Praktische Theologie

Autor/Hrsg.:

Schwier, Helmut

Titel/Untertitel:

Die Erneuerung der Agende. Zur Entstehung und Konzeption des "Evangelischen Gottesdienstbuches".

Verlag:

Hannover: Lutherisches Verlagshaus 2000. IX, 581 S. 8 = Leiturgia, NF 3. DM 39,80. ISBN 3-7859-0808-3.

Rezensent:

Jörg Neijenhuis

Der Vf. legt mit diesem Buch eine Darstellung der Entstehung und Konzeption des seit 1999/2000 in Gebrauch genomme- nen neuen Evangelischen Gottesdienstbuches der EKU und VELKD vor. Die Untersuchung des vorrangig auf den sonntäglichen Gottesdienst zielenden Agenden- und Gottesdienstreformprozesses, der sich über viele Jahre hin erstreckte, stützt sich in erster Linie auf Archivmaterialien, die z. T. noch nicht öffentlich zugänglich sind, und darüber hinaus auf in Privatbesitz befindliche Unterlagen. Außerdem wurden Personen befragt, die an diesem Reformprozess beteiligt waren.
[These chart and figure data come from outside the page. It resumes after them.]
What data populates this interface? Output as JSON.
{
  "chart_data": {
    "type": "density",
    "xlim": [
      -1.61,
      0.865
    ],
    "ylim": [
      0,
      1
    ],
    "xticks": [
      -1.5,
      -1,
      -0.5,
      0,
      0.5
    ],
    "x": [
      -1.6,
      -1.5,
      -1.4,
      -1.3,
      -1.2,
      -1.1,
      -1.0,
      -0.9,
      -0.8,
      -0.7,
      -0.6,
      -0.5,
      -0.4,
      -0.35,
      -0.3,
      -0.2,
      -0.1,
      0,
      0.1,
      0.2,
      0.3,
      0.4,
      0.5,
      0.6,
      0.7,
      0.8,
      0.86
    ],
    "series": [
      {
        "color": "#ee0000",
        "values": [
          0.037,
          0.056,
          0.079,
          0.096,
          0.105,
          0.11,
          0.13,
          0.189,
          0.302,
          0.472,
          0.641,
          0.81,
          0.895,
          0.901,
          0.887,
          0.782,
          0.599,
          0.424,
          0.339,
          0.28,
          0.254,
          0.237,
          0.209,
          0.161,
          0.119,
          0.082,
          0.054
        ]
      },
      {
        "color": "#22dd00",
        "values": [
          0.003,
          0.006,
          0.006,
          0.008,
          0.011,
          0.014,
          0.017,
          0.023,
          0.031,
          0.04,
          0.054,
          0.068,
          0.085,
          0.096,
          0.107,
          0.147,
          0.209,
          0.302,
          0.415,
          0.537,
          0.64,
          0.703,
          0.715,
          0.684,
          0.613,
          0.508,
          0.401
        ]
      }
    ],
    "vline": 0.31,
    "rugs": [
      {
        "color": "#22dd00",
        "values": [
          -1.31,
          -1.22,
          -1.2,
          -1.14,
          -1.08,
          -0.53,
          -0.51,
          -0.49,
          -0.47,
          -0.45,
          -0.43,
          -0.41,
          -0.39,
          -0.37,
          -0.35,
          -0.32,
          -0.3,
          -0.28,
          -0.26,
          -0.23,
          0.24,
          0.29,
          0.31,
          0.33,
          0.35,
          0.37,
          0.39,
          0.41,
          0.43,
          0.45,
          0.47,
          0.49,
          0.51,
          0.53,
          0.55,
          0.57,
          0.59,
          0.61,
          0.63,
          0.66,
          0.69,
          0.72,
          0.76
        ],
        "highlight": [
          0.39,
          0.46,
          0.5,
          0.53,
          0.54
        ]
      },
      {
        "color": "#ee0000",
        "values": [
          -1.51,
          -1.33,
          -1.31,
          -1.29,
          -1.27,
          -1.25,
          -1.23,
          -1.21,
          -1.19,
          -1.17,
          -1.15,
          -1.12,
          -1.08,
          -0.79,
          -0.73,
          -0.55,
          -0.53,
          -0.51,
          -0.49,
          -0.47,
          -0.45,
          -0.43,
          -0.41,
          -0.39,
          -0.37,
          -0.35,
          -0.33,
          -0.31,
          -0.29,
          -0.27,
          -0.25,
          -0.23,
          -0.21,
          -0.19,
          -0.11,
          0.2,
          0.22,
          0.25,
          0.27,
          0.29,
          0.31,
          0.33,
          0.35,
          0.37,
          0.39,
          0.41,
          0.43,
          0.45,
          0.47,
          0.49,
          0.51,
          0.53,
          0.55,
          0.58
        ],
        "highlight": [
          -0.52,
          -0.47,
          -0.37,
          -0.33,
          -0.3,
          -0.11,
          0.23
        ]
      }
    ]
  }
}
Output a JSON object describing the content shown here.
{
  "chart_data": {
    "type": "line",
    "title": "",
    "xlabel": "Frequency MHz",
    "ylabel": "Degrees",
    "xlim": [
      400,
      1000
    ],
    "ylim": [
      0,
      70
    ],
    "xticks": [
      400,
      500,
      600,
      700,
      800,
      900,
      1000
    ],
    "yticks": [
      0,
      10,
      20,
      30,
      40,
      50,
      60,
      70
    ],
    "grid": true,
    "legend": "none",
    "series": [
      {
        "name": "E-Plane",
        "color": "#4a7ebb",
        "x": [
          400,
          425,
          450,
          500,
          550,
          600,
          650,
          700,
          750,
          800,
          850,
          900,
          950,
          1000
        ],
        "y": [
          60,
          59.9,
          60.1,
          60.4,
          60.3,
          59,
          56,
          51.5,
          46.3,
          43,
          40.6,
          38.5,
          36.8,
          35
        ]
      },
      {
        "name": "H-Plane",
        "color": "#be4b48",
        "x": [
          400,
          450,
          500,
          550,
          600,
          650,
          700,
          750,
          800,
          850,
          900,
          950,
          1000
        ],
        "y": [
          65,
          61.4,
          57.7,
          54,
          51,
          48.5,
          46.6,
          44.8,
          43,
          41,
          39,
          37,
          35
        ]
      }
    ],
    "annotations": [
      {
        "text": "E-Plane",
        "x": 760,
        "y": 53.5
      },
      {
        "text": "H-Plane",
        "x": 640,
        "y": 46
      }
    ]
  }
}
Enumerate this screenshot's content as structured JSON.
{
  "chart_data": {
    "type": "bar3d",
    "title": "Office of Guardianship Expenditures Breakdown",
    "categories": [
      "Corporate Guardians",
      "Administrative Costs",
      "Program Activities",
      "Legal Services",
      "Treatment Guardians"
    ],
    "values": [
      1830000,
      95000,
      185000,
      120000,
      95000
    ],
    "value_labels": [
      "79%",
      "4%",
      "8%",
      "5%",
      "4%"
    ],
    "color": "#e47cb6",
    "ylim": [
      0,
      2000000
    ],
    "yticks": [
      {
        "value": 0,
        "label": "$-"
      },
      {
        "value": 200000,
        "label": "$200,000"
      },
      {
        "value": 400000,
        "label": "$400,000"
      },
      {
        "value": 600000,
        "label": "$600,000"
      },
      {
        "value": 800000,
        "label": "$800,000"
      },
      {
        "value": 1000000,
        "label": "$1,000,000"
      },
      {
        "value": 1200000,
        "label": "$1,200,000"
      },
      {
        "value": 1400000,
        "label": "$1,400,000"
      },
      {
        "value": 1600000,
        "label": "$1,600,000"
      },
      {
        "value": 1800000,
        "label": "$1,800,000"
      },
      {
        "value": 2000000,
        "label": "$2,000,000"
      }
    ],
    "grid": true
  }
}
Diese erstmalige Auswertung all dieser Materialien hat dem Vf. eine gewisse Zurückhaltung in der Beschreibung und ggf. auch Wertung abgenötigt, da der Schutz lebender Personen zu gewährleisten war. Neben der Auswertung der Materialen bietet der Vf. eine Reflexion, welche die Schwächen und Stärken des Evangelischen Gottesdienstbuches, z. B. der Konzeption für diese neuartige Agende, der Erarbeitung von Texten etc., hervorhebt und mit Blick auf das nun vorliegende Ergebnis erhellend ist. Insbesondere für jene, die mit dieser neuen Agende arbeiten und sich dabei über die eine oder andere Sonderbarkeit wundern, dürften die Überlegungen des Vf.s interessant sein. Denn hier finden sich einerseits Erklärungen, wie es zu gewissen Entscheidungen gekommen ist, andererseits bietet der Vf. für solche Fälle weiterführende und anregende Überlegungen an. Zum Schluss seiner Untersuchung legt er Perspektiven vor, wie- die Stärken und Schwächen aufnehmend - auch nach Erscheinen dieser Agende zum Thema Gottesdienst weitergearbeitet werden könnte.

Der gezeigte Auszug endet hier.